Anyone who was old enough to read and understand the news remembers the Cuban Missile Crisis of 1962. At the time, it seemed the world was on the precipice of a nuclear was between the U.S. and the U.S.S.R. American intelligence determined that the Soviets were building nuclear missile sites in Cuba. The missiles had not yet been delivered. President Kennedy warned Soviet leader Nikita Khrushchev that the U.S. would not allow the Soviets to install nuclear weapons 90 miles from Florida. The two leaders publicly exchanged threats. The world watched and waited, with a sense of dread.

The following is from Garrison Keillor’s “The Writers’ Almanac”:

It’s the anniversary of the Cuban Missile Crisis. In 1962, President Kennedy had received photographs from U-2 spy planes over Cuba that showed the Soviet Union installing nuclear missiles and launch sites. He went on the television on October 22 and told the nation that Cuba would be placed under what he called a naval “quarantine” until the Soviets removed them. He also said that he would regard a Soviet nuclear attack on any Western nation as an attack on the United States, and would retaliate. Two hours earlier, Secretary of State Dean Rusk gave the text of Kennedy’s speech to Soviet Ambassador Anatoly Dobrynin, and he said Dobrynin, who had never been told of the missile deployment, “aged 10 years right in front of my eyes.” One-eighth of the nation’s B-52s went in the air that night, ready to strike. Two days later, Soviet Premier Nikita Khrushchev responded, calling the so-called quarantine a “blockade,” a term that reframed it as an act of war. Khrushchev also said it was “an act of aggression” and insisted that Soviet ships would proceed to Cuba as planned. For a few days, the world was on the brink of nuclear war.

Khrushchev sent Kennedy a message on October 26, in the middle of the night. “If there is no intention,” he wrote, “to doom the world to the catastrophe of thermonuclear war, then let us not only relax the forces pulling on the ends of the rope, let us take measures to untie that knot.
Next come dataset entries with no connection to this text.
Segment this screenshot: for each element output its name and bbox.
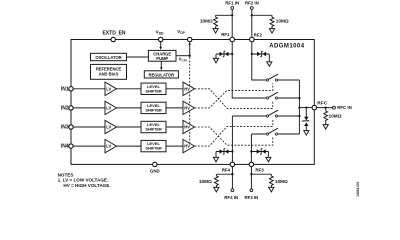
svg-text:LV: LV <box>106 144 111 149</box>
dashed control HV1 to rail2 <box>195 89 273 109</box>
wire R2 stub <box>252 14 272 16</box>
pin RF1 <box>230 37 235 42</box>
ground for R3 <box>214 187 219 192</box>
wire LS1 to HV1 <box>166 88 183 90</box>
svg-text:10MΩ: 10MΩ <box>200 19 213 24</box>
ground for R1 <box>213 29 218 33</box>
pin IN2 <box>61 106 73 112</box>
svg-text:HV: HV <box>184 144 190 149</box>
svg-text:RF2 IN: RF2 IN <box>245 1 259 6</box>
ESD diode pair at RF3 <box>250 148 268 157</box>
dashed VCPI supply line <box>189 57 191 146</box>
wire LV3 to LS3 <box>117 126 142 128</box>
wire RF4 to RF4 IN <box>231 166 233 188</box>
svg-text:GND: GND <box>150 168 160 173</box>
ESD diode pair at RF2 <box>251 51 270 62</box>
wire RF1 IN to RF1 <box>231 9 233 37</box>
RFC bus <box>298 80 300 134</box>
terminal RF3 IN <box>244 189 258 200</box>
block CHARGE PUMP <box>148 50 176 61</box>
wire RF1 feed to switch row2 <box>232 42 266 99</box>
ground at RF4 ESD <box>213 157 218 162</box>
svg-text:RF3 IN: RF3 IN <box>244 195 258 200</box>
driver HV2 <box>183 101 195 114</box>
wire LV2 to LS2 <box>117 107 142 109</box>
svg-text:14034-001: 14034-001 <box>356 181 360 196</box>
pin RF4 <box>222 162 235 172</box>
block LEVEL SHIFTER 4 <box>141 140 166 151</box>
block REGULATOR <box>144 71 178 78</box>
dashed control HV4 to rail3 <box>195 119 273 146</box>
wire RF2 feed to switch row1 <box>252 42 266 81</box>
wire bus to RFC pin <box>299 107 312 109</box>
node junction RF1-R1 <box>231 14 233 16</box>
label VDD <box>156 30 164 36</box>
notes <box>58 172 111 188</box>
wire charge pump to VCP pin with up arrow <box>176 42 191 63</box>
resistor R2 10MΩ <box>270 15 289 28</box>
pin RF3 <box>249 162 264 172</box>
switch S3 (RF4 to RFC) <box>266 110 299 117</box>
svg-text:RFC IN: RFC IN <box>337 105 352 110</box>
label RF2 <box>254 32 263 37</box>
driver HV4 <box>183 139 195 152</box>
switch S4 (RF3 to RFC) <box>266 128 299 135</box>
svg-text:10MΩ: 10MΩ <box>275 179 288 184</box>
terminal RF2 IN <box>245 1 259 10</box>
terminal RF1 IN <box>225 1 239 10</box>
wire IN2 to LV2 <box>73 107 105 109</box>
resistor R4 10MΩ <box>269 174 288 187</box>
svg-text:SHIFTER: SHIFTER <box>145 146 162 151</box>
wire RF4 feed to switch row3 <box>232 116 266 162</box>
svg-text:PUMP: PUMP <box>156 56 168 61</box>
svg-text:OSCILLATOR: OSCILLATOR <box>95 55 121 60</box>
block REFERENCE AND BIAS <box>91 64 127 79</box>
wire LS2 to HV2 <box>166 107 183 109</box>
svg-text:RFC: RFC <box>317 101 327 107</box>
svg-text:RF1 IN: RF1 IN <box>225 1 239 6</box>
buffer LV1 <box>105 82 117 95</box>
pin VDD <box>159 37 163 41</box>
svg-text:RF2: RF2 <box>254 32 263 37</box>
switch S1 (RF2 to RFC) <box>266 74 299 81</box>
block OSCILLATOR <box>91 53 127 60</box>
wire R1 stub <box>216 14 233 16</box>
wire R3 stub <box>216 173 232 175</box>
wire RFC to RFC IN <box>316 106 332 108</box>
svg-text:HV: HV <box>184 86 190 91</box>
wire IN3 to LV3 <box>73 126 105 128</box>
resistor R3 10MΩ <box>199 174 218 187</box>
figure number <box>356 181 360 196</box>
dashed control HV3 to rail4 <box>195 127 273 145</box>
pin RF2 <box>250 37 255 42</box>
svg-text:IN1: IN1 <box>61 86 69 92</box>
svg-text:ADGM1004: ADGM1004 <box>269 44 304 50</box>
driver HV1 <box>183 82 195 95</box>
wire LV4 to LS4 <box>117 145 142 147</box>
label EXTD_EN <box>102 30 125 36</box>
package outline ADGM1004 <box>71 40 314 165</box>
wire VDD to charge pump with arrow <box>160 42 162 51</box>
ground at RF3 ESD <box>266 157 271 162</box>
svg-text:SHIFTER: SHIFTER <box>145 88 162 93</box>
wire LV1 to LS1 <box>117 88 142 90</box>
svg-text:SHIFTER: SHIFTER <box>145 108 162 113</box>
ground at RF2 ESD <box>267 62 272 67</box>
svg-text:10MΩ: 10MΩ <box>199 179 212 184</box>
buffer LV4 <box>105 139 117 152</box>
svg-text:EXTD_EN: EXTD_EN <box>102 30 125 36</box>
resistor R5 10MΩ at RFC <box>324 108 342 125</box>
buffer LV2 <box>105 101 117 114</box>
svg-text:AND BIAS: AND BIAS <box>99 71 119 76</box>
ESD diode pair at RF1 <box>216 51 233 59</box>
svg-text:RF1: RF1 <box>221 32 230 37</box>
node junction RF2-R2 <box>251 14 253 16</box>
svg-text:NOTES: NOTES <box>58 172 74 177</box>
svg-text:HV = HIGH VOLTAGE.: HV = HIGH VOLTAGE. <box>63 183 110 188</box>
wire IN4 to LV4 <box>73 145 105 147</box>
ground at RF1 ESD <box>213 58 218 63</box>
pin IN1 <box>61 86 73 92</box>
svg-text:RF4: RF4 <box>222 168 231 173</box>
buffer LV3 <box>105 120 117 133</box>
wire charge pump to regulator with arrow <box>160 61 162 70</box>
pin EXTD_EN <box>111 37 115 41</box>
svg-text:IN4: IN4 <box>61 144 69 150</box>
pin VCP <box>188 37 192 41</box>
svg-text:RF3: RF3 <box>255 168 264 173</box>
svg-text:1. LV = LOW VOLTAGE.: 1. LV = LOW VOLTAGE. <box>58 178 109 183</box>
terminal RF4 IN <box>224 189 238 200</box>
svg-text:REGULATOR: REGULATOR <box>149 73 175 78</box>
ground at RFC ESD <box>304 131 309 136</box>
driver HV3 <box>183 120 195 133</box>
ground for R2 <box>269 29 274 33</box>
pin RFC <box>312 101 328 110</box>
svg-text:HV: HV <box>184 106 190 111</box>
label RF1 <box>221 32 230 37</box>
ESD diode pair at RF4 <box>216 148 234 157</box>
pin IN4 <box>61 144 73 150</box>
svg-text:10MΩ: 10MΩ <box>276 19 289 24</box>
pin IN3 <box>61 125 73 131</box>
ground for R5 <box>323 125 328 130</box>
switch S2 (RF1 to RFC) <box>266 92 299 99</box>
terminal RFC IN <box>333 105 352 110</box>
ESD diode pair at RFC <box>302 106 309 130</box>
wire LS4 to HV4 <box>166 145 183 147</box>
wire RF2 IN to RF2 <box>251 9 253 37</box>
wire RF3 feed to switch row4 <box>251 134 266 162</box>
dashed control HV2 to rail1 <box>195 83 273 108</box>
svg-text:SHIFTER: SHIFTER <box>145 127 162 132</box>
wire RF3 to RF3 IN <box>250 166 252 188</box>
resistor R1 10MΩ <box>200 15 218 28</box>
svg-text:RF4 IN: RF4 IN <box>224 195 238 200</box>
wire LS3 to HV3 <box>166 126 183 128</box>
block LEVEL SHIFTER 2 <box>141 102 166 113</box>
ground for R4 <box>269 187 274 192</box>
label VCP <box>177 29 185 35</box>
pin GND <box>150 162 160 173</box>
svg-text:IN2: IN2 <box>61 106 69 112</box>
block LEVEL SHIFTER 1 <box>141 83 166 94</box>
wire IN1 to LV1 <box>73 88 105 90</box>
svg-text:HV: HV <box>184 125 190 130</box>
svg-text:LV: LV <box>106 106 111 111</box>
svg-text:LV: LV <box>106 86 111 91</box>
svg-text:10MΩ: 10MΩ <box>329 113 342 118</box>
svg-text:VCPI: VCPI <box>179 57 187 63</box>
wire oscillator to charge pump <box>127 56 149 58</box>
wire R4 stub <box>251 173 271 175</box>
svg-text:IN3: IN3 <box>61 125 69 131</box>
block LEVEL SHIFTER 3 <box>141 121 166 132</box>
svg-text:LV: LV <box>106 125 111 130</box>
We are ready for this.” The next day he seemed to backtrack, sending another message that the U.S. must remove its missiles from Turkey. Kennedy took a risk and ignored the second message, responding instead to the first one by saying the United States would not attack Cuba if the Soviets removed their missiles from the island. On October 28, the premier publicly agreed to withdraw the missiles, and the crisis was over.